Oxford Revisited


‘Oxford’, the word, is a powerful thing. It means so much to people; it means different things to different people. There are oceans of myth and speculation, assumption and history – almost anywhere in the world you’ll find someone enthralled by the idea of Oxford. Oxford University, I should say, but the two are so closely linked (especially in reputation) that extricating them is difficult and almost pointless.

I spent all my first year here pinching myself (metaphorically…) thinking “I’m at Oxford! Me!” – mostly, perhaps, because the myths are not reality. I had to keep reminding myself that this was Oxford, perhaps also because I’d never before lived somewhere significant in the eyes of the world. Is there anywhere else in England, excepting London, which holds such a place in people’s imagination? Sadly, this goes both ways. The long-dead ideas of privilege and idle rich boys are persistent, as are all sorts of unfairly derogatory things. One of things which saddens me most is that some of my closest friends detest my student life in Oxford – and thus, unwittingly, detest the way I choose to live. The city and the university are swirls of academic ativism, tradition and learning, fun and fantasies.

So I couldn’t resist when I was offered a review copy of Justin Cartwright’s This Secret Garden: Oxford Revisited. It’s a non-fiction account of novelist Cartwright returning to his alma mater decades after studenthood, wandering through the streets and colleges, reminiscing and presenting a history of this fabled city. But, oh, that someone else had written it. There is certainly enough of Oxford in this little book to engage me – interesting history, and occasionally a rather winning sympathy with natural and academic Oxford… but there is so much else. Cartwright can’t stay on topic for more than a few moments, and wanders off into his own, fairly irrelevant, thoughts and opinions. Like many of those who most fervently proclaim open-mindedness, Cartwright is as close-minded as they come – his rhetoric frequently strides between psychobabble and bland – but strident – atheism. (One of the things I love about Oxford University is that it was built to the glory of God – just look at the college names! Jesus, Trinity, Corpus Christi…) Cartwright labels a rather witty joke about evolution as indicative that someone may be a ‘religious bigot and sneering oaf’, and… oh, if I have to read Isaiah Berlin’s name again!
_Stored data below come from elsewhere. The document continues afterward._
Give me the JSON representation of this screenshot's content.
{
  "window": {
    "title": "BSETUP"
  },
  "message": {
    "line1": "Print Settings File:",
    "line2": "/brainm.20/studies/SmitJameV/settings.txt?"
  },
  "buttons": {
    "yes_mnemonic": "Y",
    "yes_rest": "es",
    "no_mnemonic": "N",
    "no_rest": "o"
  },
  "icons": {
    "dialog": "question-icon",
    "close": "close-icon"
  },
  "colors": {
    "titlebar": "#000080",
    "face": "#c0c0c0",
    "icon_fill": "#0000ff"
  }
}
Cartwright states, unnecessarily, at one point: ‘I have often thought of Berlin and Oxford as one’ – unnecessarily, because Berlin is mentioned on almost every page. I’m sure he’s an admirable chap, but he’s not the reason I was reading this book.

These irksome traits aside, This Secret Garden has its high points. The tutorial Cartwright takes with an English tutor (despite never, as far as I could tell, studying English as a student) is diverting, and the meandering through Oxford’s spots of beauty is touchingly told. I had a couple of serendipitous moments whilst reading the book – I’d got to a bit about the statue of Cecil Rhodes on the exterior wall of Oriel College, only to realise I was standing immediately beneath it (yes, I was reading whilst walking, again). And there are interviews with Clive Hurst, one of my colleagues in the New Bodleian, in the room where Justin Cartwright looked at a copy of Shakespeare’s First Folio.
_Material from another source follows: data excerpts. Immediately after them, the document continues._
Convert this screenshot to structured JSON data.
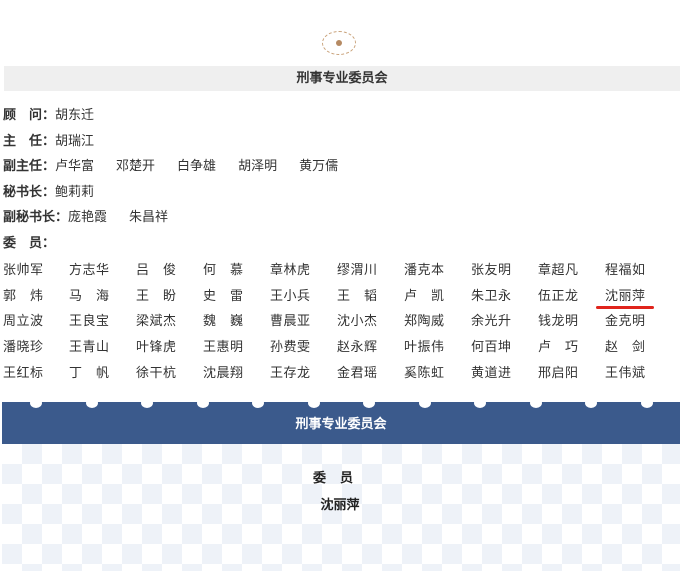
{
  "section_title": "刑事专业委员会",
  "roles": [
    {
      "label": "顾　问：",
      "names": [
        "胡东迁"
      ]
    },
    {
      "label": "主　任：",
      "names": [
        "胡瑞江"
      ]
    },
    {
      "label": "副主任：",
      "names": [
        "卢华富",
        "邓楚开",
        "白争雄",
        "胡泽明",
        "黄万儒"
      ]
    },
    {
      "label": "秘书长：",
      "names": [
        "鲍莉莉"
      ]
    },
    {
      "label": "副秘书长：",
      "names": [
        "庞艳霞",
        "朱昌祥"
      ]
    },
    {
      "label": "委　员：",
      "names": []
    }
  ],
  "members": [
    [
      "张帅军",
      "方志华",
      "吕俊",
      "何慕",
      "章林虎",
      "缪渭川",
      "潘克本",
      "张友明",
      "章超凡",
      "程福如"
    ],
    [
      "郭炜",
      "马海",
      "王盼",
      "史雷",
      "王小兵",
      "王韬",
      "卢凯",
      "朱卫永",
      "伍正龙",
      "沈丽萍"
    ],
    [
      "周立波",
      "王良宝",
      "梁斌杰",
      "魏巍",
      "曹晨亚",
      "沈小杰",
      "郑陶威",
      "余光升",
      "钱龙明",
      "金克明"
    ],
    [
      "潘晓珍",
      "王青山",
      "叶锋虎",
      "王惠明",
      "孙费雯",
      "赵永辉",
      "叶振伟",
      "何百坤",
      "卢巧",
      "赵剑"
    ],
    [
      "王红标",
      "丁帆",
      "徐干杭",
      "沈晨翔",
      "王存龙",
      "金君瑶",
      "奚陈虹",
      "黄道进",
      "邢启阳",
      "王伟斌"
    ]
  ],
  "card": {
    "banner_title": "刑事专业委员会",
    "role": "委员",
    "name": "沈丽萍"
  },
  "colors": {
    "banner_bg": "#3b5a8c",
    "highlight_underline": "#e0241c",
    "title_bar_bg": "#efefef"
  }
}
In the end, like the temporary footprints each generation of undergraduates makes on the sturdy permanence of Oxford, the city and the university are able to outweigh their narrator. Cartwright’s opinions are overshadowed by the mystique of Oxford – and you could do worse than find it in these pages. If nothing else, it has offered the finest epithet for Oxford that I’ve found: ‘In Oxford you can read a book anywhere you like, without attracting attention.’